Showing posts with label struggling screenwriter. Show all posts
Showing posts with label struggling screenwriter. Show all posts

Sunday, February 8, 2009

Rita Moreno

Here's my first post to get you going. It's short and so very sweet. Every week I'll add a post documenting another of my adventures in the pseudo screen trade.

After a few years of working in Connecticut and New York as a production assistant on various industrial and corporate videos, along with work as a second assistant film editor and a first assistant sound editor on a low-budget feature in Manhattan, I moved to Los Angeles. I moved out with dreams of selling my first (and, it turns out, only) completed screenplay.

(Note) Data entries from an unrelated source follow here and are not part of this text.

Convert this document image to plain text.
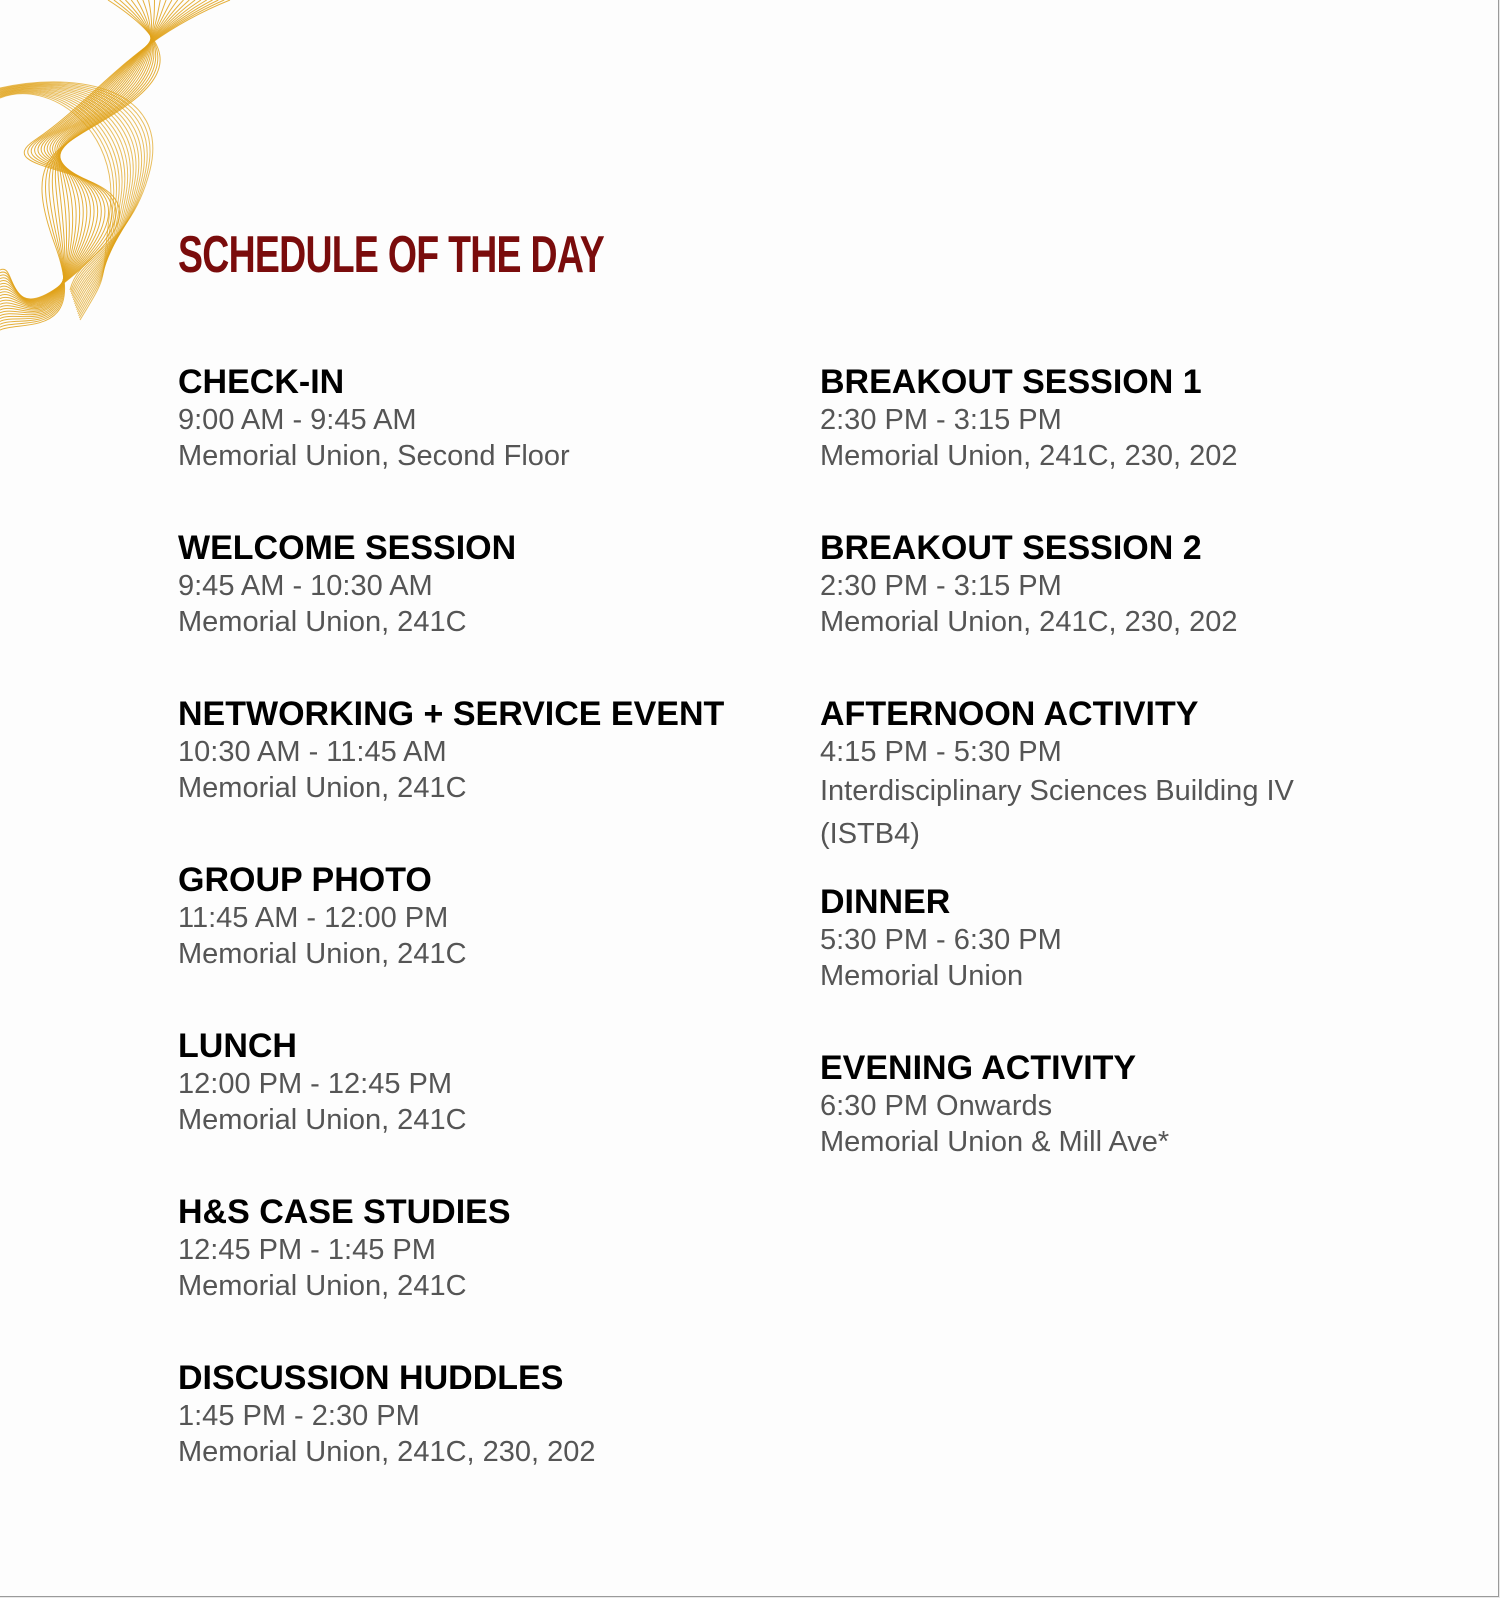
SCHEDULE OF THE DAY
CHECK-IN
9:00 AM - 9:45 AM
Memorial Union, Second Floor
WELCOME SESSION
9:45 AM - 10:30 AM
Memorial Union, 241C
NETWORKING + SERVICE EVENT
10:30 AM - 11:45 AM
Memorial Union, 241C
GROUP PHOTO
11:45 AM - 12:00 PM
Memorial Union, 241C
LUNCH
12:00 PM - 12:45 PM
Memorial Union, 241C
H&S CASE STUDIES
12:45 PM - 1:45 PM
Memorial Union, 241C
DISCUSSION HUDDLES
1:45 PM - 2:30 PM
Memorial Union, 241C, 230, 202
BREAKOUT SESSION 1
2:30 PM - 3:15 PM
Memorial Union, 241C, 230, 202
BREAKOUT SESSION 2
2:30 PM - 3:15 PM
Memorial Union, 241C, 230, 202
AFTERNOON ACTIVITY
4:15 PM - 5:30 PM
Interdisciplinary Sciences Building IV (ISTB4)
DINNER
5:30 PM - 6:30 PM
Memorial Union
EVENING ACTIVITY
6:30 PM Onwards
Memorial Union & Mill Ave*
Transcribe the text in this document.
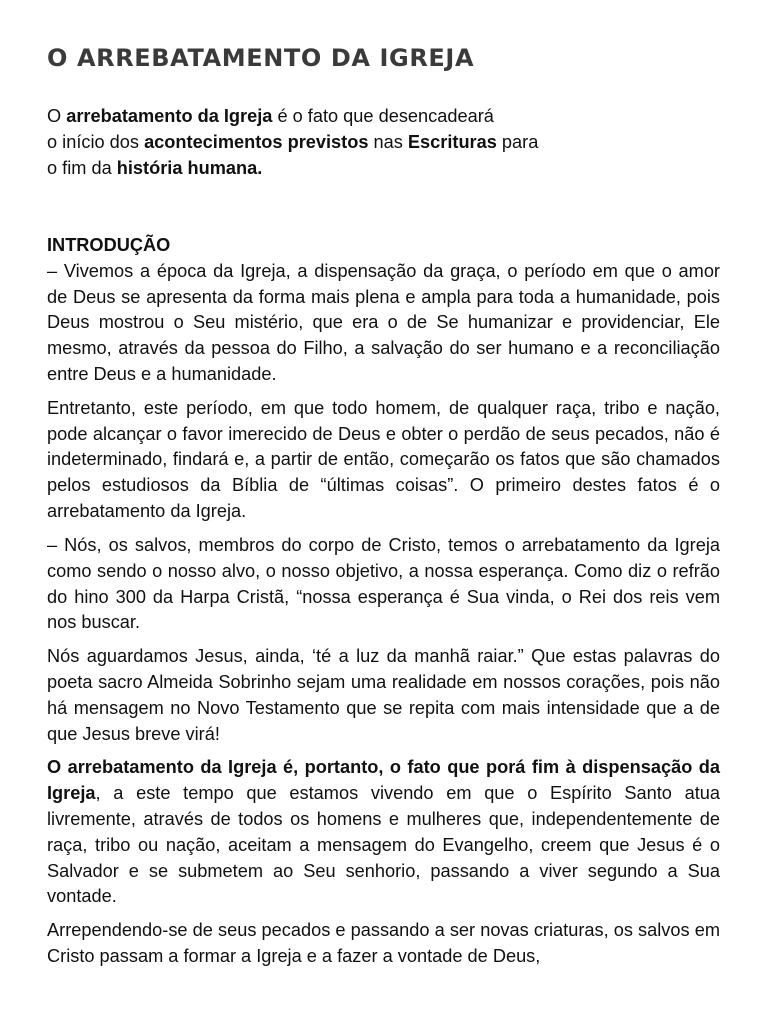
O ARREBATAMENTO DA IGREJA
O arrebatamento da Igreja é o fato que desencadeará
o início dos acontecimentos previstos nas Escrituras para
o fim da história humana.
INTRODUÇÃO

– Vivemos a época da Igreja, a dispensação da graça, o período em que o amor de Deus se apresenta da forma mais plena e ampla para toda a humanidade, pois Deus mostrou o Seu mistério, que era o de Se humanizar e providenciar, Ele mesmo, através da pessoa do Filho, a salvação do ser humano e a reconciliação entre Deus e a humanidade.

Entretanto, este período, em que todo homem, de qualquer raça, tribo e nação, pode alcançar o favor imerecido de Deus e obter o perdão de seus pecados, não é indeterminado, findará e, a partir de então, começarão os fatos que são chamados pelos estudiosos da Bíblia de “últimas coisas”. O primeiro destes fatos é o arrebatamento da Igreja.

– Nós, os salvos, membros do corpo de Cristo, temos o arrebatamento da Igreja como sendo o nosso alvo, o nosso objetivo, a nossa esperança. Como diz o refrão do hino 300 da Harpa Cristã, “nossa esperança é Sua vinda, o Rei dos reis vem nos buscar.

Nós aguardamos Jesus, ainda, ‘té a luz da manhã raiar.” Que estas palavras do poeta sacro Almeida Sobrinho sejam uma realidade em nossos corações, pois não há mensagem no Novo Testamento que se repita com mais intensidade que a de que Jesus breve virá!

O arrebatamento da Igreja é, portanto, o fato que porá fim à dispensação da Igreja, a este tempo que estamos vivendo em que o Espírito Santo atua livremente, através de todos os homens e mulheres que, independentemente de raça, tribo ou nação, aceitam a mensagem do Evangelho, creem que Jesus é o Salvador e se submetem ao Seu senhorio, passando a viver segundo a Sua vontade.

Arrependendo-se de seus pecados e passando a ser novas criaturas, os salvos em Cristo passam a formar a Igreja e a fazer a vontade de Deus,
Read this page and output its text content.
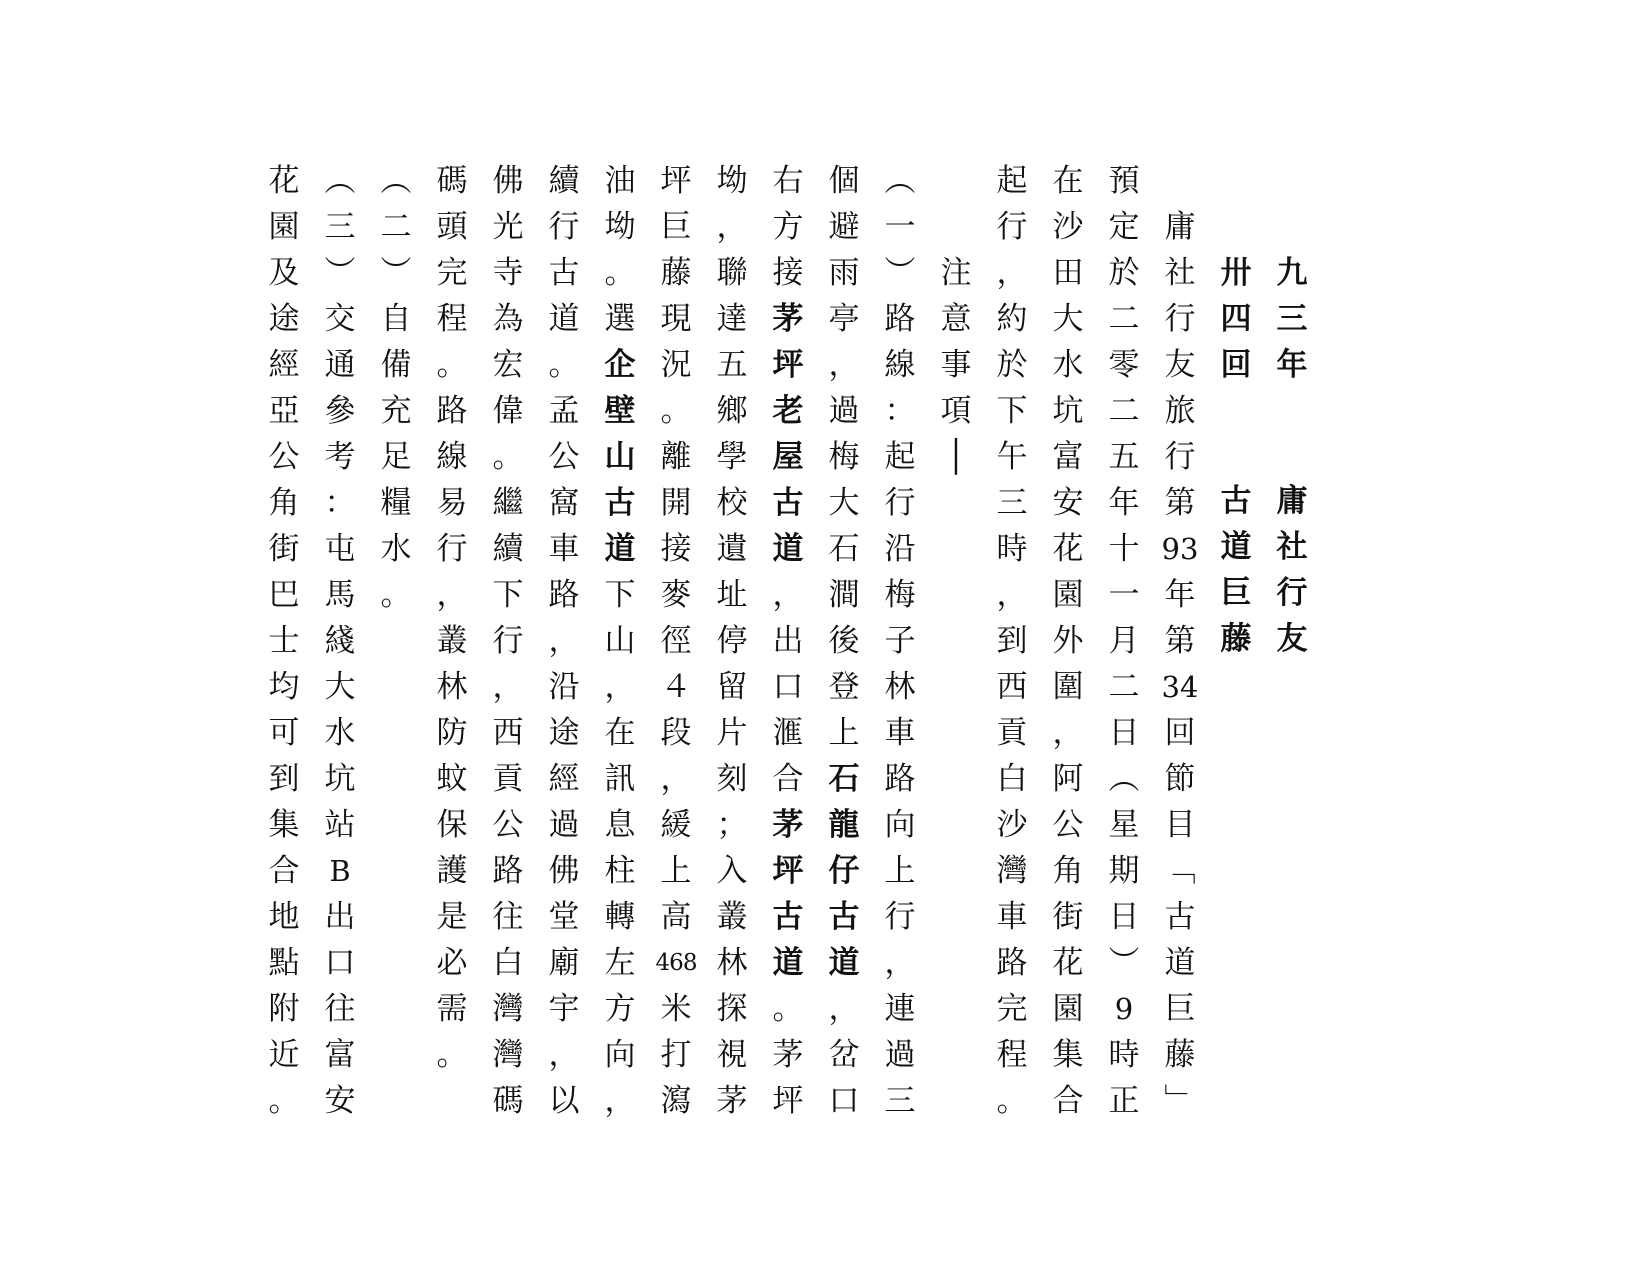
九
三
年
庸
社
行
友
卅
四
回
古
道
巨
藤
庸
社
行
友
旅
行
第
93
年
第
34
回
節
目
﹁
古
道
巨
藤
﹂
預
定
於
二
零
二
五
年
十
一
月
二
日
︵
星
期
日
︶
9
時
正
在
沙
田
大
水
坑
富
安
花
園
外
圍
，
阿
公
角
街
花
園
集
合
起
行
，
約
於
下
午
三
時
，
到
西
貢
白
沙
灣
車
路
完
程
。
注
意
事
項
│
︵
一
︶
路
線
：
起
行
沿
梅
子
林
車
路
向
上
行
，
連
過
三
個
避
雨
亭
，
過
梅
大
石
澗
後
登
上
石
龍
仔
古
道
，
岔
口
右
方
接
茅
坪
老
屋
古
道
，
出
口
滙
合
茅
坪
古
道
。
茅
坪
坳
，
聯
達
五
鄉
學
校
遺
址
停
留
片
刻
；
入
叢
林
探
視
茅
坪
巨
藤
現
況
。
離
開
接
麥
徑
４
段
，
緩
上
高
468
米
打
瀉
油
坳
。
選
企
壁
山
古
道
下
山
，
在
訊
息
柱
轉
左
方
向
，
續
行
古
道
。
孟
公
窩
車
路
，
沿
途
經
過
佛
堂
廟
宇
，
以
佛
光
寺
為
宏
偉
。
繼
續
下
行
，
西
貢
公
路
往
白
灣
灣
碼
碼
頭
完
程
。
路
線
易
行
，
叢
林
防
蚊
保
護
是
必
需
。
︵
二
︶
自
備
充
足
糧
水
。
︵
三
︶
交
通
參
考
：
屯
馬
綫
大
水
坑
站
B
出
口
往
富
安
花
園
及
途
經
亞
公
角
街
巴
士
均
可
到
集
合
地
點
附
近
。
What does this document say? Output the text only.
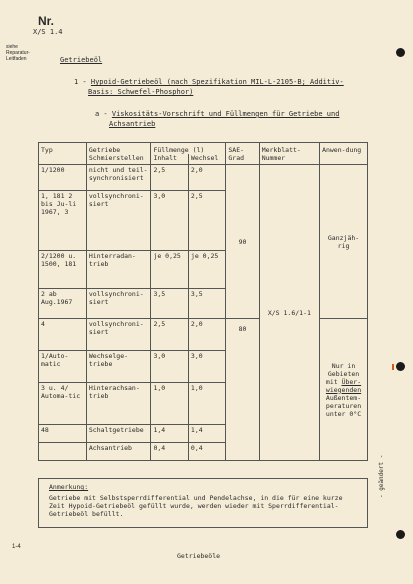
Nr.
X/S 1.4
siehe Reparatur-Leitfaden	Getriebeöl
1 - Hypoid-Getriebeöl (nach Spezifikation MIL-L-2105-B; Additiv-
Basis: Schwefel-Phosphor)
a - Viskositäts-Vorschrift und Füllmengen für Getriebe und
Achsantrieb
Typ	Getriebe Schmierstellen	Füllmenge (l)		SAE-Grad	Merkblatt-Nummer	Anwen-dung
		Inhalt	Wechsel			
1/1200	nicht und teil-synchronisiert	2,5	2,0	90	X/S 1.6/1-1	Ganzjäh-rig
1, 181 2 bis Ju-li 1967, 3	vollsynchroni-siert	3,0	2,5			
2/1200 u. 1500, 181	Hinterradan-trieb	je 0,25	je 0,25			
2 ab Aug.1967	vollsynchroni-siert	3,5	3,5			
4	vollsynchroni-siert	2,5	2,0	80		Nur in Gebieten mit Über-wiegenden Außentem-peraturen unter 0°C
1/Auto-matic	Wechselge-triebe	3,0	3,0			
3 u. 4/ Automa-tic	Hinterachsan-trieb	1,0	1,0			
48	Schaltgetriebe	1,4	1,4			
	Achsantrieb	0,4	0,4			
Anmerkung:
Getriebe mit Selbstsperrdifferential und Pendelachse, in die für eine kurze Zeit Hypoid-Getriebeöl gefüllt wurde, werden wieder mit Sperrdifferential-Getriebeöl befüllt.
- geändert -
1-4
Getriebeöle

The director of the low budget feature who was living in L.A. hooked me up with a steady gig as a teleprompter operator. It was semi-steady work, and the pay was decent. Plus I got to work with all kinds of Hollywood types. Big names like Mel Gibson, Clint Eastwood, and Charlton Heston. Along with the occasional Mary Lou Rettons and the guy who started the Vans grocery store chain.

One of my first jobs after I started teleprompting was working with Rita Moreno. I was still training, so I tagged along with another teleprompter operator who was running the show. I was just there to learn. The location was the Hollywood Bowl, a huge outdoor amphitheater very near the 101 freeway, nestled on a hillside.

I don’t remember what the video was for, but we were set up on the stage. It was the middle of the morning, so the sun was starting to blaze down. It was impressive to just see the Hollywood Bowl, but there we were right up on the huge, expansive stage. It didn’t take long. We set up, the camera crew were already there and ready to go. Shortly they brought Rita out. She seemed distracted, couldn’t focus, probably didn’t want to be there. I discovered that a lot of show people were on the minute they got to the set or location. It’s a little creepy, this turning on and off of public personality. Anyway, Rita did her lines and we got out of there. It went very quickly. It was an easy morning. It spoiled me for other shoots to come.